Nós sentimos o gostinho da liberdade. Só quem viveu com censura, como eu vivi, sabe. Isso acabou. Você não pode atacar todo dia a mídia. Eu sei que a mídia exagera também, talvez até seja sua função.
Quem tem poder político não pode utilizá-lo contra isso. Pode reclamar, mas não pode usar sua força para coibir. Não vai dar certo, vai abrir espaço para o regime que não se quer.

Mas o sr. vê risco disso?
A democracia é uma planta tenra, não pode dar de barato que não vai virar outra coisa. Temos de dizer: "Cuidado, hein? Não passe desse ponto, senão passa". O alerta tem de ser dado, sem alarmismo. Quem tem poder não pode exagerar. Você tem de se autocontrolar.

Como vê a renovada militarização do governo?
Eu não tenho nenhuma versão negativa das Forças Armadas, nem poderia ter. Meu pai era general, meu avô foi marechal.

Quando vejo os generais nomeados, tudo bem, é preciso ver como é a pessoa, se funciona ou não funciona. Agora, tem limite para tudo. Tem de haver um certo equilíbrio que, quando é rompido, as prejudicadas são as Forças Armadas. Você não pode confundi-las com o poder político.

Governadores escrevem carta contra o presidenteMaia bate-boca com o general Augusto Heleno (Gabinete de Segurança Institucional), o Congresso toca a agenda mais positiva. Como o sr. vê isso?
Veja as reformas. O Parlamento assumiu a primazia, o que leva a crer que uma parte do Executivo não assumiu como tarefa sua fazer passar.

Isso é inegável. O Brasil não é uma República parlamentarista, o povo rejeitou isso. Num regime presidencialista, a iniciativa é do Executivo, o Parlamento não pode substituir, pode suprir lacunas.
E levar adiante as reformas não significa só mandar a reforma. Tem de falar com os parlamentares e tem de convencer a nação sobre a necessidade delas.

Como o sr. vê a atuação do Paulo Guedes? Em todo governo há um ministério cujo titular é mais capaz de liderar. Eu não conheço o Guedes, mas sou favorável à reforma da Previdência, tentei fazer uma também. Está faltando falar com o país. Quando o presidente não tem interesse ou qualidade, o ministro precisa falar.

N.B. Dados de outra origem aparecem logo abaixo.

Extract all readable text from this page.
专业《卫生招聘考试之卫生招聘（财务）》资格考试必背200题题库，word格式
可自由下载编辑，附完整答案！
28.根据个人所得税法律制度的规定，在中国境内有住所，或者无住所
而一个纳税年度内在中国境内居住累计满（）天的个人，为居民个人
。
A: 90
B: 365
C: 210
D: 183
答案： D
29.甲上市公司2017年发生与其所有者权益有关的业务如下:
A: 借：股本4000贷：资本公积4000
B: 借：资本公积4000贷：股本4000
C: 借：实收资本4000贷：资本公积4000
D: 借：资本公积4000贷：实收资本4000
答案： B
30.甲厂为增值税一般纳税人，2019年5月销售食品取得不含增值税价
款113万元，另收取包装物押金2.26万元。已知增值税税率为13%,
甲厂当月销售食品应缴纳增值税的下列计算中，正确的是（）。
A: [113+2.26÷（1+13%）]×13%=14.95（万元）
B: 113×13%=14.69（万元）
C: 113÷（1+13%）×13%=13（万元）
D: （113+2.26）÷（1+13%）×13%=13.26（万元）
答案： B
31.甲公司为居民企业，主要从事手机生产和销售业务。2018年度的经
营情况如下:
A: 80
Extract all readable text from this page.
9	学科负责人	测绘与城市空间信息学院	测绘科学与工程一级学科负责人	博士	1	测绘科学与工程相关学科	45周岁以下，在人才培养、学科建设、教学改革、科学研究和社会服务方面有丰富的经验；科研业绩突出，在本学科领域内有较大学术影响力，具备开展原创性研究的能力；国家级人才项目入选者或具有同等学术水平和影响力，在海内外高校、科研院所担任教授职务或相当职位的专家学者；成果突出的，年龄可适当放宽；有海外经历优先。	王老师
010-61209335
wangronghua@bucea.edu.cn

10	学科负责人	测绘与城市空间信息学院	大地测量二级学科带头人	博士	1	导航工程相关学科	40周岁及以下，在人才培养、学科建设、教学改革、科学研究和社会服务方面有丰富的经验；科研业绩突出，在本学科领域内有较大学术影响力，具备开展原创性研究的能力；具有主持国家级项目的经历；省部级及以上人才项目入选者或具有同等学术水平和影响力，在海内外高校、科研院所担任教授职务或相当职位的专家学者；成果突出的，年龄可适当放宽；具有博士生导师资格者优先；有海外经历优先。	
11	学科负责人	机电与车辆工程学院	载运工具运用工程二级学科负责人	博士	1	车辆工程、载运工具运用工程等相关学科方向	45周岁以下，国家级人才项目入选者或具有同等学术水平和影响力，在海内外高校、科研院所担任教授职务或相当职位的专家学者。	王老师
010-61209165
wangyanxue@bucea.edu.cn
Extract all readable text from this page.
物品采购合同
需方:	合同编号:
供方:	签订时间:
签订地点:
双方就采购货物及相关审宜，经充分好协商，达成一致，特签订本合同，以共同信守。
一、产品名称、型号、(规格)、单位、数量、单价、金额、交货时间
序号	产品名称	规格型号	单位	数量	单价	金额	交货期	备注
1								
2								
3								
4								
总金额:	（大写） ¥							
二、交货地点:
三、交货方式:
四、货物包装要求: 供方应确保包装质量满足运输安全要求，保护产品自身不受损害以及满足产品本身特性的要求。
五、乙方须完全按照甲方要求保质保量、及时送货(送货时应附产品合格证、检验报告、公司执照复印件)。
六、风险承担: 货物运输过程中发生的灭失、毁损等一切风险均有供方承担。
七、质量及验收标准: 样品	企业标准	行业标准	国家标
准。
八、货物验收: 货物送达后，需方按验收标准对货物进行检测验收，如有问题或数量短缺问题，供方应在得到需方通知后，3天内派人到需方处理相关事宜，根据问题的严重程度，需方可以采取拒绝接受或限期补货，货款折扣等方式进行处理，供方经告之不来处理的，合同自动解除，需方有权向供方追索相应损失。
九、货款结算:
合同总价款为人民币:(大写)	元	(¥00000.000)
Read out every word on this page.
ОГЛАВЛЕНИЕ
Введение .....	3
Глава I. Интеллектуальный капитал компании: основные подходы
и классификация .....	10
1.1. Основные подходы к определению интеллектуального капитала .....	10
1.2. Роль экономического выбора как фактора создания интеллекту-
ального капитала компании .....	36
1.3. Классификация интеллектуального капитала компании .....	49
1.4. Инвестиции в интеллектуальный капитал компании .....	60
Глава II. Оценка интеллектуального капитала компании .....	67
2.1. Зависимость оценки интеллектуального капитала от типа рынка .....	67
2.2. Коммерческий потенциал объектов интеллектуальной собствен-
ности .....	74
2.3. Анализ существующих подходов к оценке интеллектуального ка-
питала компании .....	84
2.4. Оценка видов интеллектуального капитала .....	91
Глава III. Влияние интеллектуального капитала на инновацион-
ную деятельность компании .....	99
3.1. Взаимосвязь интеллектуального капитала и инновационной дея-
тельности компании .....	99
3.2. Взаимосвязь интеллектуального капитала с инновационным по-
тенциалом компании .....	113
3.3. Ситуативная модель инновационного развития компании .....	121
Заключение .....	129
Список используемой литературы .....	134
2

Sim, mas aí o ministro falou que as domésticas não deveriam ir tanto à Disneylândia.
Ele não tem experiência política.

Isso não trai um espírito da certa elite brasileira?
É algo cultural. Nos Estados Unidos, eles conseguiram acreditar na Constituição, em que todos são iguais perante a lei. Aqui não é bem assim. As pessoas não se sentem iguais. Todos nós temos, em graus diferentes, impulsos que não são democráticos, que não são de igualdade.

Não deveria ser assim. Então, acho que essas expressões contra mulheres, contra pobres, vêm daí, de um desprezo de classe que é incompatível com a regra democrática.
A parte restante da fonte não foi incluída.